Improvvisamente, Lou scattò in piedi, gridando: — Le stelle! Ecco la via di scampo! Le stelle!
Gli pareva che una maschera pesante gli fosse caduta dagli occhi.
Bonnie era in piedi, accanto a lui, con gli occhi sgranati per la sorpresa. — Che cosa c’è, Lou? Cosa c’è che non va?
Lui l’afferrò, la sollevò da terra e la baciò.
— Le stelle, Bonnie! È questa la nostra via di scampo, il nostro scopo. Invece di rimanere qui, in esilio, potremo andarcene! Dritto verso le stelle! Questa prigione sarà la prima nave spaziale dell’umanità!
XXI
— Assolutamente impossibile — disse il dottor Kaufman.

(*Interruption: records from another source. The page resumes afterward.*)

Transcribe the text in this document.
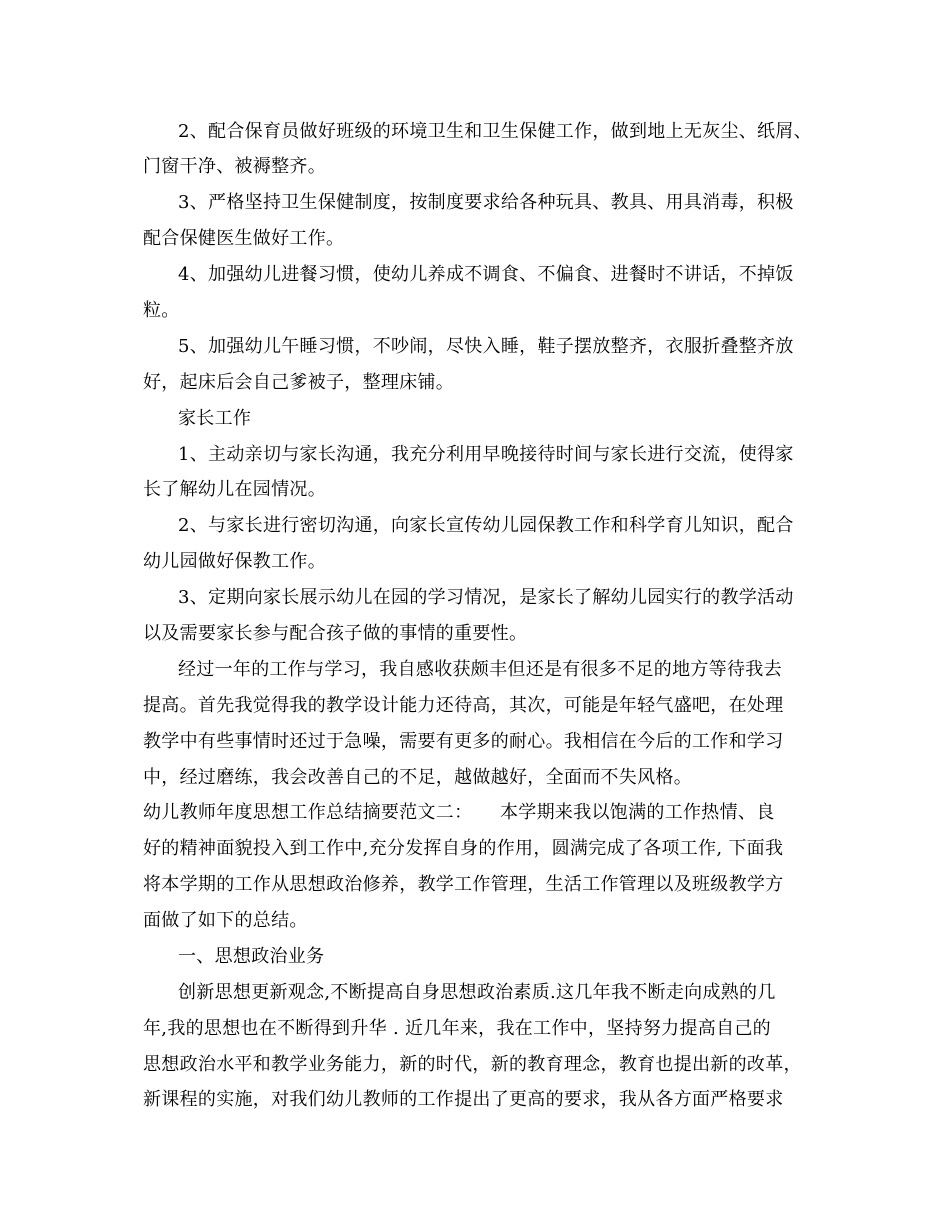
2、配合保育员做好班级的环境卫生和卫生保健工作，做到地上无灰尘、纸屑、
门窗干净、被褥整齐。
3、严格坚持卫生保健制度，按制度要求给各种玩具、教具、用具消毒，积极
配合保健医生做好工作。
4、加强幼儿进餐习惯，使幼儿养成不调食、不偏食、进餐时不讲话，不掉饭
粒。
5、加强幼儿午睡习惯，不吵闹，尽快入睡，鞋子摆放整齐，衣服折叠整齐放
好，起床后会自己爹被子，整理床铺。
家长工作
1、主动亲切与家长沟通，我充分利用早晚接待时间与家长进行交流，使得家
长了解幼儿在园情况。
2、与家长进行密切沟通，向家长宣传幼儿园保教工作和科学育儿知识，配合
幼儿园做好保教工作。
3、定期向家长展示幼儿在园的学习情况，是家长了解幼儿园实行的教学活动
以及需要家长参与配合孩子做的事情的重要性。
经过一年的工作与学习，我自感收获颇丰但还是有很多不足的地方等待我去
提高。首先我觉得我的教学设计能力还待高，其次，可能是年轻气盛吧，在处理
教学中有些事情时还过于急噪，需要有更多的耐心。我相信在今后的工作和学习
中，经过磨练，我会改善自己的不足，越做越好，全面而不失风格。
幼儿教师年度思想工作总结摘要范文二：　　本学期来我以饱满的工作热情、良
好的精神面貌投入到工作中,充分发挥自身的作用，圆满完成了各项工作, 下面我
将本学期的工作从思想政治修养，教学工作管理，生活工作管理以及班级教学方
面做了如下的总结。
一、思想政治业务
创新思想更新观念,不断提高自身思想政治素质.这几年我不断走向成熟的几
年,我的思想也在不断得到升华 . 近几年来，我在工作中，坚持努力提高自己的
思想政治水平和教学业务能力，新的时代，新的教育理念，教育也提出新的改革，
新课程的实施，对我们幼儿教师的工作提出了更高的要求，我从各方面严格要求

Lou era in piedi, in fondo al tavolo delle riunioni, nello studio di Kaufman. Kori gli era seduto accanto. I membri del Consiglio mostravano tutti i vari tipi di emozione: dallo scetticismo pensoso al disprezzo più scoperto.
— È assolutamente impossibile! È la proposta più assurda che abbia mai sentito — continuò il dottor Kaufman.
Lou si controllò. — Perché dici così? Il progetto è tecnicamente possibile.
— Trasformare l’intero satellite in una nave spaziale. Dargli un’accelerazione pari a quella dello Starfarer, se non di più? Sciocchezze!
— Con i motori a fusione che siamo in grado di costruire — disse Kori, — è possibile accelerare questa sequenza di ruote e farle raggiungere Alpha Centauri in meno tempo dello Starfarer. Dopo tutto, lo Starfarer è stato lanciato due generazioni fa, e si trattava di una nave primitiva rispetto a quello che siamo in grado di produrre adesso.
— Le vostre riprese, però — disse Mettler, uno degli europei membri del Consiglio di Kaufman, — hanno dimostrato che i pianeti di Alpha Centauri non sono sufficientemente simili alla Terra per servirci da nuova patria.
— Siete fuori strada — ribatté Lou. — L’importante è che Alpha Centauri abbia dei pianeti. La stella di Barnard ha anche lei dei pianeti, e sono stati visti dalla Terra. Tra le stelle più vicine, sette hanno pianeti, e uno di essi, con tutta probabilità, è abbastanza simile alla Terra, per essere adatto a noi.
— Sì, lo so. Comunque, ci vorrà un secolo se non due, per scoprire un pianeta identico alla Terra.